How to run a fair drawing for door prizes?

Given that you're the organizer for an door prize drawing that has 10 prizes ranging in value from $100 to $1. Everyone in attendance for the drawing has submitted one ticket into the drawing box. You want the drawing to be fair and have everyone have a chance at the biggest prize. Once a ticket is drawn it's not returned to the drawing box.

Obviously if you draw for the biggest prize first then everyone has an equal chance.

But what if you draw for the cheaper prizes first saving the biggest until last?

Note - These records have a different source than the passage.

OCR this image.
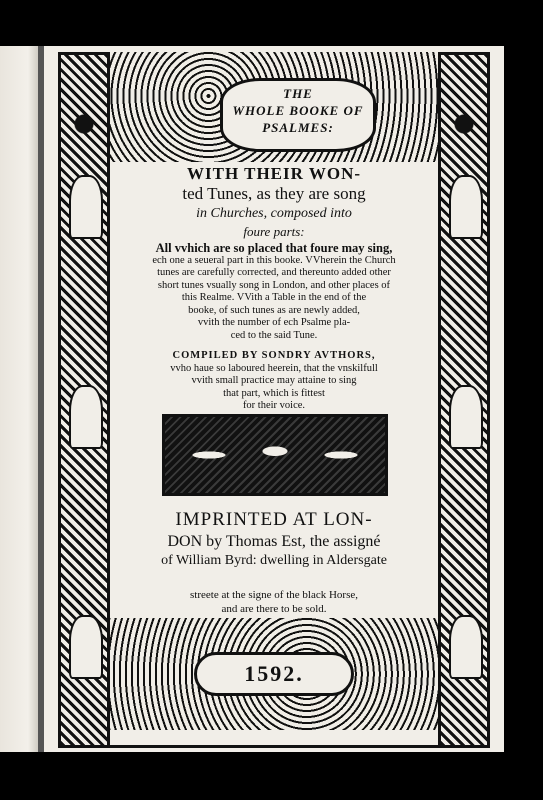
THE
WHOLE BOOKE OF
PSALMES:
WITH THEIR WON-
ted Tunes, as they are song
in Churches, composed into
foure parts:
All vvhich are so placed that foure may sing,
ech one a seueral part in this booke. VVherein the Church
tunes are carefully corrected, and thereunto added other
short tunes vsually song in London, and other places of
this Realme. VVith a Table in the end of the
booke, of such tunes as are newly added,
vvith the number of ech Psalme pla-
ced to the said Tune.
COMPILED BY SONDRY AVTHORS,
vvho haue so laboured heerein, that the vnskilfull
vvith small practice may attaine to sing
that part, which is fittest
for their voice.
IMPRINTED AT LON-
DON by Thomas Est, the assigné
of William Byrd: dwelling in Aldersgate
streete at the signe of the black Horse,
and are there to be sold.
1592.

Less is more. Stay pure. Stay poor.
This looks like a homework problem. What attempts have you made to solve it? What questions do you have?
No homework problem. It's been years (decades) since I've had homework. I belong to a club that does a yearly event with door prizes. We have always saved the biggest door prize for last, but this seems unfair.


Less is more. Stay pure. Stay poor.
How are you selecting the tickets?

This isn't mathematical, but can you just do all of the little prizes, then put all of the pulled tickets back into the urn for the last grand prize selection?
Arg! I thought I had replied to this earlier, must have missed pressing a button.

Anyways... No, once your ticket is drawn you're done. I was just looking for a valid argument to show a difference between the probability of winning the first prize drawn for verses the last prize drawn for. I guess there is none. I'll quit thinking about this one.

Thanks for the replies.


TS Contributor
I think one could tackle this by calculating the expected gain at the last drawing: E=Sum(value_of_object_i*P(object i being the last)). If we assume N objects in the draw the probability of object i being the last must be 1/N. If the draw is run correctly there can be no preference for any of the objects. So the expected value for the last draw is Sum(value_i*1/N) which exactly equal to the expected value of a gain in the first draw.

So, the conclusion is that it does not matter in which order you draw, the procedure is always fair in the sense that the expected value of the gain is the same for each draw.